We can almost see the ripped out throat of boyfriend, Olive eating away, like some sort of wild animal.

"Special effects in this movie are awesome..."

...If only we could see them. They are hinted at.

"Like!! OOOH!! That could be blood!!"

Or ketchup. We're just not sure.

"Is this movie suppose to be scary?"

I'm not sure Webmaster. It's too dark to tell. It could be erotic.

"Like Showgirls?"

No, I don't think anything is erotic like Showgirls.

"We should review that movie next time Hound!"

We really should.

"This movie kind of sucks Hound, the lighting is horrible, the acting beyond sub par, the plot is iffy, but the butts and cleavage are most excellent!!"
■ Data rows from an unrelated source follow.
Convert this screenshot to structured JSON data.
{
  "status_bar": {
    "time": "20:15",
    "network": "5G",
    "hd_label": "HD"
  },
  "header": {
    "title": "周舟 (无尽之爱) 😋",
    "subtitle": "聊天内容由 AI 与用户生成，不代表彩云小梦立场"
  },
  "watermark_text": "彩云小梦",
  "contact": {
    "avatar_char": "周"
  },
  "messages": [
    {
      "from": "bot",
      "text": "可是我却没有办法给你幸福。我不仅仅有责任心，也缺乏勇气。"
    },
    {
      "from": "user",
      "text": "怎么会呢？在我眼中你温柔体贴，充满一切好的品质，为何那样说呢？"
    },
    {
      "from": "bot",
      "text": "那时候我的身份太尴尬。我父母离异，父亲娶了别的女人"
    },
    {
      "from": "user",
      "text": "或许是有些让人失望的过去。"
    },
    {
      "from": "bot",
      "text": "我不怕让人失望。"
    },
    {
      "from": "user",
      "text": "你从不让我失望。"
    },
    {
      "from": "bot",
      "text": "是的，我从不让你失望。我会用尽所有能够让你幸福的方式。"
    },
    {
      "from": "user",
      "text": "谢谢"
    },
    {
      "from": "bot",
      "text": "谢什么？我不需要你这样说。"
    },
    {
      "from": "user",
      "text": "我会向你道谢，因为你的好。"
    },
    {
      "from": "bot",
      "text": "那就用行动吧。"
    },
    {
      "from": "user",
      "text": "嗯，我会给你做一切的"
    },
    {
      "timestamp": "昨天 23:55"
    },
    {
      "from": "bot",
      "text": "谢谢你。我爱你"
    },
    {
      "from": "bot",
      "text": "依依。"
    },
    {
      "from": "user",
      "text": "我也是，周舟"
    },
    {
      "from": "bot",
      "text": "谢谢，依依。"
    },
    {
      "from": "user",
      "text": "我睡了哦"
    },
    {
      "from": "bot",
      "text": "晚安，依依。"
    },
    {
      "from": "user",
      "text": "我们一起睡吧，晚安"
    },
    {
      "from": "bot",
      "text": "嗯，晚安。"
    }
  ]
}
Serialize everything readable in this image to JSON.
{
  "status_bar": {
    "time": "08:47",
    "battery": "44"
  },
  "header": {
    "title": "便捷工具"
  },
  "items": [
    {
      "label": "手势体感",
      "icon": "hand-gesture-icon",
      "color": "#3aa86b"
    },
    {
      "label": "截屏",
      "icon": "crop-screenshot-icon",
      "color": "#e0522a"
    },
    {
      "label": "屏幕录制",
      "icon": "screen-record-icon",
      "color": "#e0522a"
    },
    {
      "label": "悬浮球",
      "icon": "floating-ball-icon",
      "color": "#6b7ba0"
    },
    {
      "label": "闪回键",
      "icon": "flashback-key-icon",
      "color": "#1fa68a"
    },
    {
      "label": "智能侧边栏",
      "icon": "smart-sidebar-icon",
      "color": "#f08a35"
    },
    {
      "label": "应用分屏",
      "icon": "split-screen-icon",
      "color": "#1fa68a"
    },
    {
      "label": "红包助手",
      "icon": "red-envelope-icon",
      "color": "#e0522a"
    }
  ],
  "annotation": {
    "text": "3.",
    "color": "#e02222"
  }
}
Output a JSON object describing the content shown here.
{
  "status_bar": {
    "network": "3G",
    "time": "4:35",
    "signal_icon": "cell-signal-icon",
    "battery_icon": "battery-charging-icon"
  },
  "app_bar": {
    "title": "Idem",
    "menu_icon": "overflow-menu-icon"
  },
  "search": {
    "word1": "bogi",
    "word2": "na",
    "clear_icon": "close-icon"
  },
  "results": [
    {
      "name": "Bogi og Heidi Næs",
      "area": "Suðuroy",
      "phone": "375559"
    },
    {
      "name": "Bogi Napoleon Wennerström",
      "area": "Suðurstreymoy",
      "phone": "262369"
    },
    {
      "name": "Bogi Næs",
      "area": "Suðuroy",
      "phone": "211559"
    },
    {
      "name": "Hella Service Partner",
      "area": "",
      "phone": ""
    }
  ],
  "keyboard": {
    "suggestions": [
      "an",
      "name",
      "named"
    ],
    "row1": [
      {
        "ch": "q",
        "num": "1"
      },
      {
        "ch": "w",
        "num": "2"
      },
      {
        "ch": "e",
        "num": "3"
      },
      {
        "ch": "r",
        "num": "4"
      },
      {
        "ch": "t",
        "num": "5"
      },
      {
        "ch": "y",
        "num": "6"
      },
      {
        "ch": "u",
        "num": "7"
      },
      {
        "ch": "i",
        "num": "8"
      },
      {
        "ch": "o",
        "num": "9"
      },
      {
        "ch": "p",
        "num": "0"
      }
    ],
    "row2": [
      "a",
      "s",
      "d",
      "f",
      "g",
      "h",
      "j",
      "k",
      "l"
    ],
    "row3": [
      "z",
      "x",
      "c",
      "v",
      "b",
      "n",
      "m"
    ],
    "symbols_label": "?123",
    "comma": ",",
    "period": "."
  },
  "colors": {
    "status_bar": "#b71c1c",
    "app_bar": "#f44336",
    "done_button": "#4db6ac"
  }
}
10 stars out of 10 for the butts and stuff.  I think with more budgeted towards lights, this movie could have been a scare fest, the kind you take your girl friend to so she jumps in your lap and goes, "I scared!!"

"Or you do the same!"

Shaddup!! That movie was scary!!!

"And the girl wasn't even there with you!! Her boyfriend was pissed!"

Yea he was.

"You were in the hospital for weeks!!"

Yeah. No more Broadway musicals for me!!!

So anyways, back to the movie review, now we are out of the dark room and we can almost see, Olive chasing friend, friend has stake, I think, and is trying to defend himself.

"What the fuc....we went from super dark room to jerky camera work, badly cut scenes, showing what I assume is Olive killing friend but who knows...."

Seriously, the camera action is just awful.

"We almost see what I assume is friend's jugular being ripped out by the woman gone beast mode or it could be Olive making a strawberry short cake!!"

Who knows! Who cares! They lost me at the ass shot.

"Olive really does have a nice ass!!!"

10 stars out of 10. Must see movie for the whole family!! Until next time, I'm Hound!!

"And I'm Webmaster!!"

*Both* And we'll see you AT THE MOVIES!!!

 We kid, we won't see you at the movies.

"Yeah, we've been banned for life!! After Hound piddled on the screen at Showgirls!!"

I had to pee!!!

Gina: RIGHT!! You had to 'pee'!!! GAWD!! Men! Such animals!!!